In lieu of an answer, he took in a deep breath, standard preparation prior to unleashing a shriek of
unhappiness … and then stuffed all five fingers of his right hand into his mouth and began to suck on them.  
This was her son, at last.  This was the child that had come into the world in the midst of a blazing battle, who
accepted most of life’s bumps and irregularities with cheerful equanimity, and who seldom continued to cry once
he had his parents’ attention.  He had disappeared for a short time, replaced by a fussy, insecure, permanently
unhappy creature who frequently went on crying long after he was changed or fed, despite being snuggled and
rocked for arns on end.  

The pattering thud of bare feet approaching their cell at a run heralded the return of the third and equally
damaged member of the family.  Aeryn couldn’t venture a guess at how long it would take John to put the
recent events behind him and begin to re-clothe himself in a protective armor built out of love, humor, and
intelligence.  The length of her recuperation was easy to measured:  thirty-one solar days had passed between
the moment she had been shot to the day she was discharged from the Command Carrier’s medical sector and
set foot back aboard Moya.  D’Argo’s emotional recovery was just as easily defined.  But only one person knew
for certain the distance John Crichton would need to travel and what difficulties lay ahead; only John could
predict how much time might pass before he was once again barging through life in his customary brash
fashion, spouting Earth nonsense the entire time.    

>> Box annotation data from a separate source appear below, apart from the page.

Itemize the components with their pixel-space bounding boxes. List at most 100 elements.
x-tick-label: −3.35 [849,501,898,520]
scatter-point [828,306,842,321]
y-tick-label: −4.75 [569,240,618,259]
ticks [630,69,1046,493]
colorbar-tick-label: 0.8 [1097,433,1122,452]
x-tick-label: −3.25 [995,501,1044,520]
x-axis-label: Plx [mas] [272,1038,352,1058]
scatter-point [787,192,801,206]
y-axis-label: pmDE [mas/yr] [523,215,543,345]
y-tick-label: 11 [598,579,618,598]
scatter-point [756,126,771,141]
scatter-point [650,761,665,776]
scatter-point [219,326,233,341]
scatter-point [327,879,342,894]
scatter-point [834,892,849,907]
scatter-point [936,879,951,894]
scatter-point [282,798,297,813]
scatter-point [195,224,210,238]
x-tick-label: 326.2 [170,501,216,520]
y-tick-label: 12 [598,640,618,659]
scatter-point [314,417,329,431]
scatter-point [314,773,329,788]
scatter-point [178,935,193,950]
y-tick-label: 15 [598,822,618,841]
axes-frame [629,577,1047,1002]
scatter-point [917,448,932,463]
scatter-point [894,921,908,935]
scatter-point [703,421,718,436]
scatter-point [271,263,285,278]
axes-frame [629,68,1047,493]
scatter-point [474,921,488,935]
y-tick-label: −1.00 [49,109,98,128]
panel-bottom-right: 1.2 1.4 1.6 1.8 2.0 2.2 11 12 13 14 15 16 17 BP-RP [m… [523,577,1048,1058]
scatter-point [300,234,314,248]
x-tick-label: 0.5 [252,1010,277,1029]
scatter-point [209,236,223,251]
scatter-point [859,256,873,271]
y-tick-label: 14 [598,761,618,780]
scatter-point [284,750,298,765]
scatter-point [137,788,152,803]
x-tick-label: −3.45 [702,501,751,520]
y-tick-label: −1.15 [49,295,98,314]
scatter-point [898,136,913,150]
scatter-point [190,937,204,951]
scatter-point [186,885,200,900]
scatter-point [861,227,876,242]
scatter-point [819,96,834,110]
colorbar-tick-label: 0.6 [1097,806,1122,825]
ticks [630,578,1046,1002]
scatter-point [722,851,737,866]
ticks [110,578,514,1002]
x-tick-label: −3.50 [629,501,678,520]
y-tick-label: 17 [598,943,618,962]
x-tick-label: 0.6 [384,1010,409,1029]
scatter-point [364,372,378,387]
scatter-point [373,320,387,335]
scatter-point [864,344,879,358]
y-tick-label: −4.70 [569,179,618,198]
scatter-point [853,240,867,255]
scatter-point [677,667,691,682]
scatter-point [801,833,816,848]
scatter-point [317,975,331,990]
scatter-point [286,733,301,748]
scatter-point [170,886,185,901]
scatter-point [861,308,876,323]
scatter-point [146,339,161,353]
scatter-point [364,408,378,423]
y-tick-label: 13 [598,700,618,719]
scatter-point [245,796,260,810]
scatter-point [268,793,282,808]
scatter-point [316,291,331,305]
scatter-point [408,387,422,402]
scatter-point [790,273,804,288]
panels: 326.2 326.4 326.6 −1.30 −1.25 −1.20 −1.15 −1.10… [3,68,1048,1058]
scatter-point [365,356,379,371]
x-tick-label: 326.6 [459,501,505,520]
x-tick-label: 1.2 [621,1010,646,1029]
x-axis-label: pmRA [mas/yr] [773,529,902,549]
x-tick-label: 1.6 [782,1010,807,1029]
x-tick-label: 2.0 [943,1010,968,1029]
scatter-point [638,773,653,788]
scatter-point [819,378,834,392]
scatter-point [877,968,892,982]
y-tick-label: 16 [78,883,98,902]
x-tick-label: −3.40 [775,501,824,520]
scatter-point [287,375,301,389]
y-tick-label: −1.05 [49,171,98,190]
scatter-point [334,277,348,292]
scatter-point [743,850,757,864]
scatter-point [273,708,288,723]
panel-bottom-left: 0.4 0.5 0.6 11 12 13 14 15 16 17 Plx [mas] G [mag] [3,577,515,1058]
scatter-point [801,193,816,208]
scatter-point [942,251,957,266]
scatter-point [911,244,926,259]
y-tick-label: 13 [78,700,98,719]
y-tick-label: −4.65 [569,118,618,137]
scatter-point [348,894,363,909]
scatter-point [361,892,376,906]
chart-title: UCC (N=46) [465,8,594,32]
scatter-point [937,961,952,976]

The focus of her thoughts rounded the final corner into the cell at a lope, nearly lost his balance, recovered,
and bounded to a stop next to the bed.  “One bottle of Chateau Moo, as ordered, warmed to twenty degrees
above ambient, and elegantly presented.”  He bowed, offered Aeryn one of the absorbent cloths of the sort she
had been hunting for, and then delivered the feeding container to her with an elaborate flourish.    

She checked on D’Argo’s reaction to John’s wild arrival.  Her once-again phlegmatic son was staring up at his
father, eyes wide, fingers still firmly inserted in his mouth.  Somehow managing to produce a look of deeply
philosophical serenity despite spit-covered fingers and a gleaming bubble of drool at the corner of his mouth,
his eyes shifted to Aeryn for a moment, then back to John, and finally settled on the person who was holding his
late-night meal.  

Aeryn smiled, leaned down to touch her nose to his, and whispered, “Daddy’s home.”